ARTICLE

Judicial Foreclosures

Decree No 2415/2002 allows the temporary suspension of judicial foreclosures of certain credits brought by creditors that are not financial institutions.

December 20, 2002
Judicial Foreclosures

Once again the ArgentineGovernment is seeking to remedy the complex conflictual situation existing between creditors and debtors derived from the delay in the performance of obligations and the application of the emergency rules adopted by the Government which affects agreements among individuals by temporarily suspending the judicial foreclosure of certain credits.

On November 28, 2002 Decree No 2415/2002 was published in the Official Gazette. The Decree seeks to turn the judge in judicial foreclosures into a mediator between the creditor and the debtor, in charge of finding a solution for the payment of credits originated prior to the enactment of Law No 25,561.

The rule is only applicable to creditors who are not financial institutions and to debtors who are individuals, as well as micro, small and medium sized companies, as defined in Resolution No 675/2002 issued by the Secretary of the Small and Medium Sized Company and Regional Development of the Production Ministry.

However, even in the cases where the creditor and the debtor are within such categories, certain credits are excluded from this provision:

(a) those credits detailed in section 523, paragraph 5 of the Code of Civil and Commercial Procedure (bills of exchange, credit invoices, bank collection of credit invoices, vouchers or notes, checks and evidences of debit balances in current accounts);

(b) those credits which do not imply by foreclosure the dispossession of the debtor’s only family and permanently occupied home;

(c) those of an alimony nature;

(d) those derived from the debtor’s liability for the commission of criminal offenses;

(e) those derived from labor relations;

(f) liability insurance; and

(g) the liquidation of the assets of the bankrupt.

The rule empowers the judge to summon the parties to a conciliation hearing, prior to establishing the date for the auction of the attached property and, if upon publication of the Decree there is already a date fixed, the judge may also summon the parties and attempt a conciliation. He may do it ex officio or upon request of the parties.

This provision already exists in the Code of Civil and Commercial Procedure, with the same scope. Section 558 bis sets forth that: “During the course of the foreclosure procedure, the judge may –ex officio or upon request of the parties, and if it is advisable under the circumstances– call a hearing for the creditor and the debtor to appear with the purpose of establishing a more rapid and efficient way for cancelling the credit, avoiding unnecessary damages”. Similar powers are granted to the judge by section 36 of the Code of Civil and Commercial Procedure.
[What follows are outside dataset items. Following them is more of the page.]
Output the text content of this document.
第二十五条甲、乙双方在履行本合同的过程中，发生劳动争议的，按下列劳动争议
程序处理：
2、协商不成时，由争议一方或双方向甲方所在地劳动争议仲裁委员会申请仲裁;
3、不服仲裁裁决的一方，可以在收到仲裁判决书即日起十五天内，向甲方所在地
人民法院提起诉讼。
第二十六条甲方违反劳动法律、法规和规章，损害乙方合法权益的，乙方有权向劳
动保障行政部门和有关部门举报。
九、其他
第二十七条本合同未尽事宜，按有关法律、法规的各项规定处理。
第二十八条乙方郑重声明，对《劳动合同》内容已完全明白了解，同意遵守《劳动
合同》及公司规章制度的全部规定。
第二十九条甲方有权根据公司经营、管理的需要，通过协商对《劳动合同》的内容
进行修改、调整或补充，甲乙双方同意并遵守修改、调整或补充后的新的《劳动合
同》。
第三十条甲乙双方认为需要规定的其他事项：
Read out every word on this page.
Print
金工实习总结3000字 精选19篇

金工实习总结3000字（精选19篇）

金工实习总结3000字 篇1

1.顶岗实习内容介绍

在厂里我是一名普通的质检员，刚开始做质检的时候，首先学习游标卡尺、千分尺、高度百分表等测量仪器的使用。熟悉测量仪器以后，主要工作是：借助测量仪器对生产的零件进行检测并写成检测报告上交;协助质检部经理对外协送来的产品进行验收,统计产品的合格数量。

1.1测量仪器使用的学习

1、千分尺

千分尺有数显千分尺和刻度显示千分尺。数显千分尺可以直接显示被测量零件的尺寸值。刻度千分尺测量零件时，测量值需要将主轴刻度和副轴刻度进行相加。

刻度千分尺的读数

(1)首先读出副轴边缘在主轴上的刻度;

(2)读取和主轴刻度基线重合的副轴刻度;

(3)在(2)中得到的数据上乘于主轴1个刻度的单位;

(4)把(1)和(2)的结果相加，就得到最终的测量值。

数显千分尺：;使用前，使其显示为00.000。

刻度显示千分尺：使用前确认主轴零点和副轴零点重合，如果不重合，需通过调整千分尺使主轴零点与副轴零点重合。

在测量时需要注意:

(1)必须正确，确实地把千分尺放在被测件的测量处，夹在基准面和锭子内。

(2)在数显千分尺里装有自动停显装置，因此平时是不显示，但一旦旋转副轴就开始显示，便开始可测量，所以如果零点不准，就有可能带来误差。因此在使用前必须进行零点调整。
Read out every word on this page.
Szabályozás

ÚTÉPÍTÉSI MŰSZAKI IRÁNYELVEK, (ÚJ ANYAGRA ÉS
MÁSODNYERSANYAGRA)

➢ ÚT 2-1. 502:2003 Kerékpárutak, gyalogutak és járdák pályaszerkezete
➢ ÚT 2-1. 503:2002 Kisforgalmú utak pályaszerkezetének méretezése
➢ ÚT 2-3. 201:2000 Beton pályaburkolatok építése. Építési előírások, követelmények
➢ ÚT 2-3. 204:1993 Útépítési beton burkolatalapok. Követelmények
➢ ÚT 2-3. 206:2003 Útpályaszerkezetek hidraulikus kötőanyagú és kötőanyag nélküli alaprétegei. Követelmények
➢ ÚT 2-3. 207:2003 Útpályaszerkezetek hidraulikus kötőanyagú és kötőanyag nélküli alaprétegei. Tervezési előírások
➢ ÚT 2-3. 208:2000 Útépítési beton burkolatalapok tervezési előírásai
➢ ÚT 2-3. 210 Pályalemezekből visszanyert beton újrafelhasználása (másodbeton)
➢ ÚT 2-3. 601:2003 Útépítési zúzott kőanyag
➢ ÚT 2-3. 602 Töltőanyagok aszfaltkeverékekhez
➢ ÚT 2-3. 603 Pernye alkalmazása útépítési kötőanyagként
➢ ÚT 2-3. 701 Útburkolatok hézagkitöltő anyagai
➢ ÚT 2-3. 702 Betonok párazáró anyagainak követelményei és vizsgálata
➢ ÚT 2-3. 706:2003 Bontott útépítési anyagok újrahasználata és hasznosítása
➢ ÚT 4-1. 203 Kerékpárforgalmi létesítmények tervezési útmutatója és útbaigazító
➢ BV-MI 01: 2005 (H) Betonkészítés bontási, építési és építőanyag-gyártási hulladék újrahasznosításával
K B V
The true innovation and real purpose of the Decree is to paralyze the judicial sale of real estate constituting the only family and permanently occupied home of debtors for a term of thirty business days. In practice, this paralysis of the process will result in the suspension of the auction for approximately three months.

The proposed solution is no solution. It seems unlikely that a debtor that did not want or could not pay for almost a year, as from the issue of the first emergency rules in January of this year, would be able, in such a short time, to restore its financial situation and cancel the credit, or to enter into a settlement agreement with its creditor which it has not been able to reach before, during the period of suspension of foreclosures set forth by Laws No 25,563 and No 25,589.